How Tall is the Building the Child is Standing On?
Solving for the Height of the Building
You are walking around your neighborhood and you see a child on top of a roof of a building kick a soccer ball. The soccer ball is kicked at 37° from the edge of the building with an initial velocity of 21 m/s and lands 63 meters away from the wall. How tall, in meters, is the building that the child is standing on?
Answer: h = 21.5 m
Explanation:
First of all, we define a pair of coordinate axes along the horizontal and vertical direction, calling x-axis the horizontal and y-axis the vertical, with the origin at the point where the ball is kicked.
Neglecting air resistance, the only influence on the ball once kicked is due to gravity, so the ball is accelerated by the Earth with a constant value of -9.8 m/s2 (assuming the upward direction as positive).
So, we can use the kinematic equation for displacement for the vertical direction, as follows:
Δy = voy* t - 1/2*g*t2 (1)
Since the ball is kicked at an angle of 37º from the edge of the building, at an initial velocity of 21 m/s, we can find the horizontal and vertical initial speeds as follows:
vox = v* cos 37 = 21 m/s * cos 37 = 16.8 m/s (2)
voy = v* sin 37 = 21 m/s * sin 37 = 12.6 m/s (3)

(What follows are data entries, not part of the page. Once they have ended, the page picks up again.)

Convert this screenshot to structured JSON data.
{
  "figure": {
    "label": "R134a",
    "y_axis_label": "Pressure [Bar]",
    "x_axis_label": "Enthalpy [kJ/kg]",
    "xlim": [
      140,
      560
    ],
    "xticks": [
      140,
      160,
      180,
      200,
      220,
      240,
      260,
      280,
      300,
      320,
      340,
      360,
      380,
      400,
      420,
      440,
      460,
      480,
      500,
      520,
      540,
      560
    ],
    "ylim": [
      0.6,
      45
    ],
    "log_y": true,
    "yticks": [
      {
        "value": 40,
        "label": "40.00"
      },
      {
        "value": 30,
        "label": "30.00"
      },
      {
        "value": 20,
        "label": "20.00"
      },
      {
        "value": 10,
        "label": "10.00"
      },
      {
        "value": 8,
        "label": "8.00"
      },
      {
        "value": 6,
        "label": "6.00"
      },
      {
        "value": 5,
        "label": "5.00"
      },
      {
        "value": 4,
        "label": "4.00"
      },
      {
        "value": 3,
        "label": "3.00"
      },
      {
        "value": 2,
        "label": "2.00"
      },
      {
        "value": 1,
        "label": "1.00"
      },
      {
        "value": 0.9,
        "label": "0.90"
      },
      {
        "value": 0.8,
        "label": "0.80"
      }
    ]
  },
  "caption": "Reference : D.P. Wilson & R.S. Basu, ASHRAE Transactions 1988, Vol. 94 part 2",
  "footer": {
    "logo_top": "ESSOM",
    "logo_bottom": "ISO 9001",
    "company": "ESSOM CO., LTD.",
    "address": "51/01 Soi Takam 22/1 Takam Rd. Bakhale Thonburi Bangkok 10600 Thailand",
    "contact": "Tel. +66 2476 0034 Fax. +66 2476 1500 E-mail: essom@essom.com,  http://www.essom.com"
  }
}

In the horizontal direction, since gravity has no component in this direction, the ball moves at a constant speed, equal to v₀ₓ.
Applying the definition of average velocity, since we know the horizontal distance traveled, we can find the total time that the ball was in the air, as follows:
t = Δx/vox = 63m / 16.8m/s = 3.75 s (4)
Replacing (4) and (3) in (1), we can find the total vertical displacement, which is equal to the height of the building, as follows:
-h = 12.6m/s*3.75s -1/2*(9.8m/s2)*(3.75s)2 = -21.5 m (5)

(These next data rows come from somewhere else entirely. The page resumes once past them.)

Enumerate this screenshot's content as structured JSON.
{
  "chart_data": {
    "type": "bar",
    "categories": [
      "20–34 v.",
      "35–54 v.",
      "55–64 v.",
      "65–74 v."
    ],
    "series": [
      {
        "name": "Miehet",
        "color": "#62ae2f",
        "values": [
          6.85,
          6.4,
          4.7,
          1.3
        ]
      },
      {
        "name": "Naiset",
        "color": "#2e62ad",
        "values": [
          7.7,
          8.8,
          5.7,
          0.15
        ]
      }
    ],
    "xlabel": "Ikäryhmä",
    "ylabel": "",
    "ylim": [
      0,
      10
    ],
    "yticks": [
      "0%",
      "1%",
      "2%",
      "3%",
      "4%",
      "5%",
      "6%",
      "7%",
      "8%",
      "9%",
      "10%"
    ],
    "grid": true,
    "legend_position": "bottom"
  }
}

Therefore, the height of the building that the child is standing on is h = 21.5 meters.
How did we determine the height of the building in this scenario?
We determined the height of the building by analyzing the kinematics of the soccer ball's motion after being kicked by the child on the building's roof. By considering the vertical displacement, initial velocities, time of flight, and the effects of gravity, we were able to calculate the height of the building to be 21.5 meters.